Хотела рассказать Вам, как испанцы встречают Рождество, как своеобразны праздничные украшения городов, соборы, рынки и повседневная жизнь, но письмо получается чересчур длинным. Завтра я отправлю его, а сейчас напишу еще одно, чтобы послать следующей почтой. Хочу написать об одном из самых гениальных художников – Эль Греко, что позволит мне вернуться в его город, в Толедо.

Сейчас ночь. Тишина. Огней в домах не видно. Здесь рано ложатся спать. И мне кажется, что никакой Испании не существует вовсе. Только в воображении своем я могу вернуться в те города, на улицы, по которым ходила, и те, по которым не довелось пройти, в те сады, сравнимые с райскими. Почему мы не счастливы там, где находимся, почему нам кажется, что счастье в другом месте и в другое время?

Буэнас ночес, друг мой! Это я пожелала Вам доброй ночи по-испански…»


Тут же мы взялись за второе письмо, потому что мной владело вдохновение. Вспоминая Испанию, мою Испанию, где огоньки бахромой свисали с окон и балконов и деревья были усеяны ими, словно светляками, где улицы украшали гирлянды из лампочек и толпился веселый народ, я была дома, в моем мире и времени, а потому глаза мои то и дело наполнялись слезами. Видимо, мое волнение передалось и Зинаиде. «Я не засну сегодня», – сказала она.

26

Ответное письмо Дмитрия можно уподобить ушату холодной воды. В Испании он был!


«Buenas tardes, бесценная Муза! Вы себе представить не можете, насколько интересны мне Ваши письма. Однако Ваше яркое повествование таит более тайн, чем разгадок. Размышляя над ним, я в какой-то момент даже засомневался, не смеетесь ли Вы надо мной, не разыгрываете ли? Но нет, не похоже, Вы превосходно знаете предмет, но смотрите на него – даже не знаю, как объяснить, – совсем с другой, с романтической стороны, нежели я. Да-да, именно такой вывод я сделал: знания Ваши изрядны, глаз приметлив, и это не холодная наблюдательность, а взгляд поэтический.
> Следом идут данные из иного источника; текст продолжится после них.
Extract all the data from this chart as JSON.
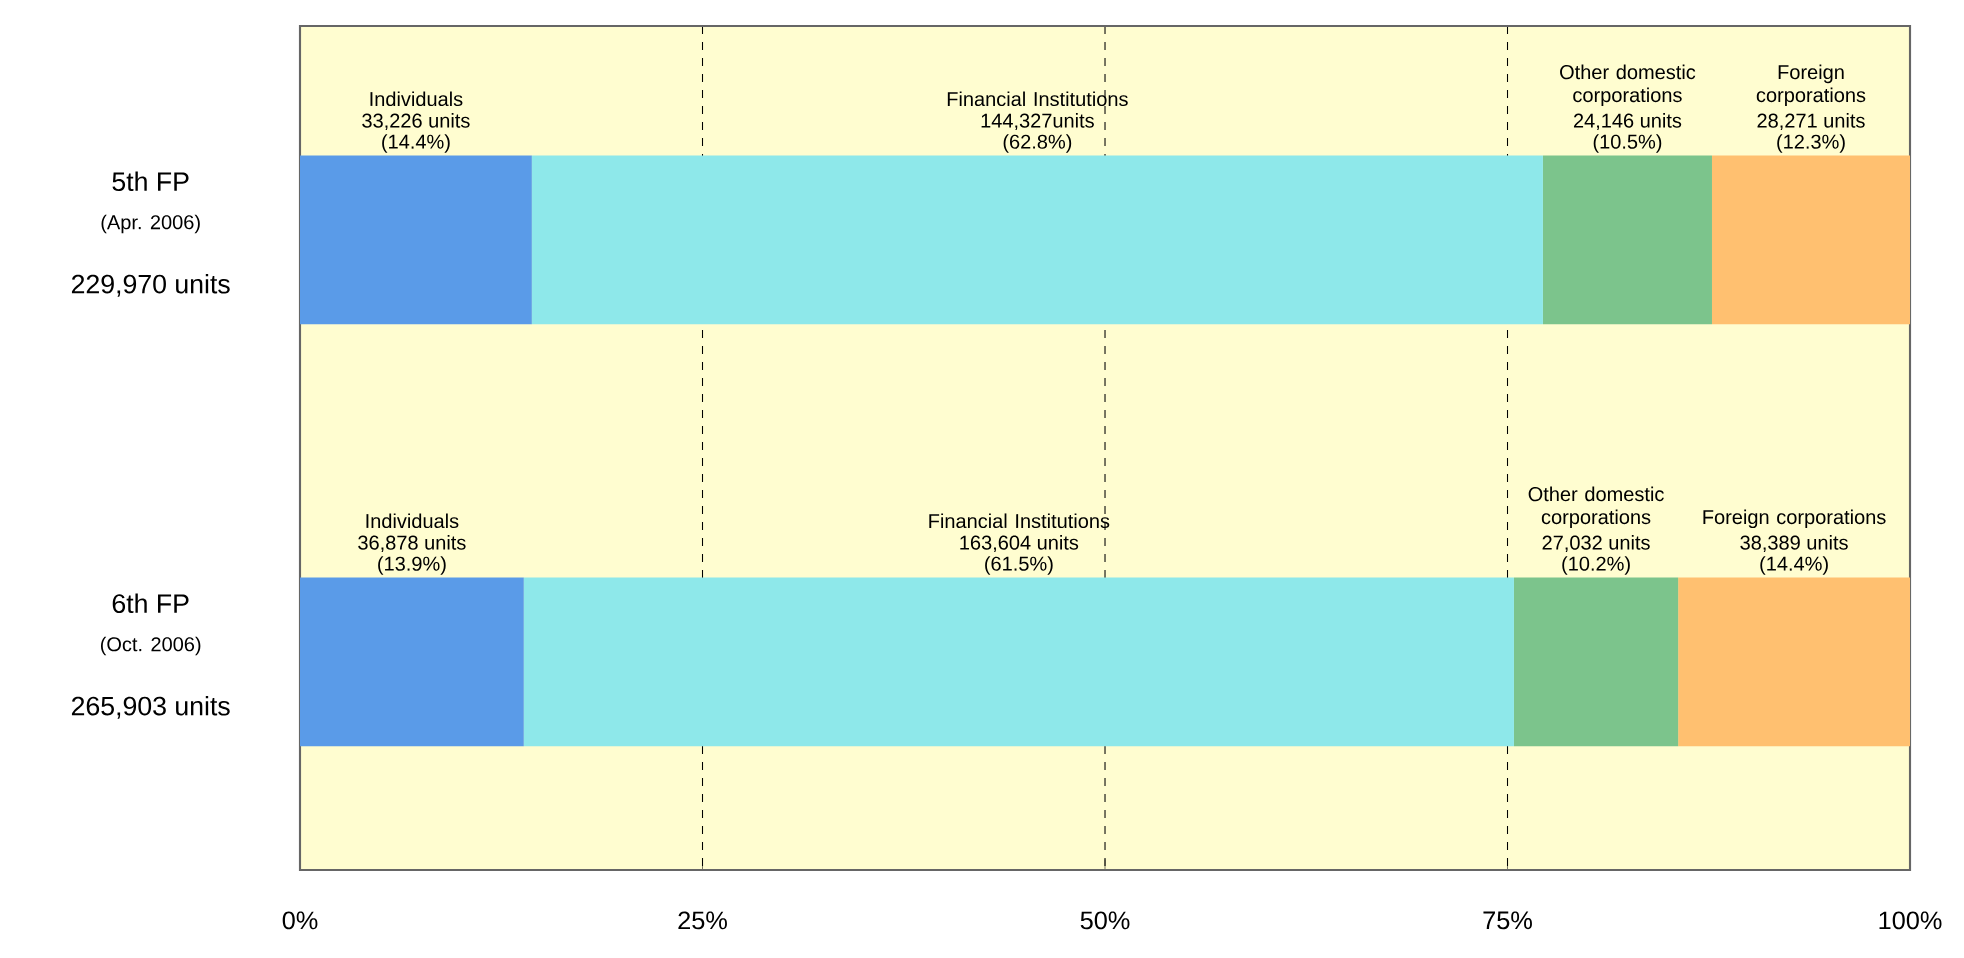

Передо мной предстала Испания, которую я узнавал и не узнавал. Вы не жаловались на ночлег, на еду, пропахшую вонючим оливковым маслом, на тяжелую и опасную дорогу. Наверняка, Ваш дилижанс был вооружен, как крепость, были наняты солдаты, чтобы отстреливаться от разбойников, и на место Вы прибывали чуть живая от невероятной тряски и испытанной тревоги. Все это Вы отбрасываете великодушным жестом и пишете о прекрасном.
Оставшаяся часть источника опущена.